2 Certain little islets at the mouth of the canal of Constantinople, in the Black Sea. These islands want about a degree and a quarter of being under the same meridian as Moadieh.
3 Gosselin remarks, that the defile intended by Strabo, was probably the valley of the river Kur, or the ancient Cyrus, in Georgia; and by Mount Caspius we are to understand the high mountains of Georgia, whence the waters, which fall on one side into the Black Sea, and on the other into the Caspian, take their rise.
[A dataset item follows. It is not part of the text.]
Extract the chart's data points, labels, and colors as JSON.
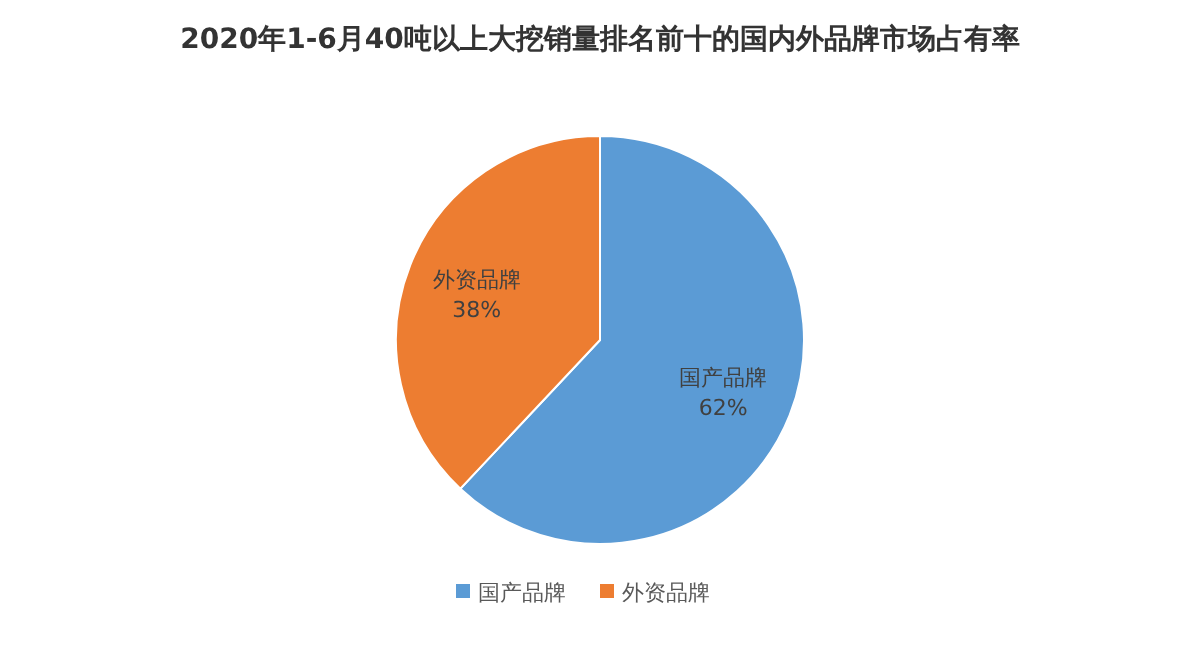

4 Gosselin also observes, that on our charts this distance is about 8100 stadia of 700 to a degree. Consequently the difference between the meridian of Thapsacus and that of Mount Caspius is as much as 4° 45′, in place of the 300 stadia, or from 25′ to 26′ supposed by Hipparchus.
5 On the contrary, Mount Caspius is east of the meridian of Thapsacus by about 2500 stadia, of 700 to a degree.
6 Now Iskouriah. Dioscurias, however, is 800 stadia from the Phasis, of 700 to a degree.
7 According to our improved charts, the distance from the meridian of the Cyaneæ to that of the Phasis is 6800 stadia, of 700 to a degree; from the Cyaneæ to Mount Caspius, 8080.
8 The meridian of Mount Caspius is about 2625 stadia nearer the Caspian Gates than that of Thapsacus.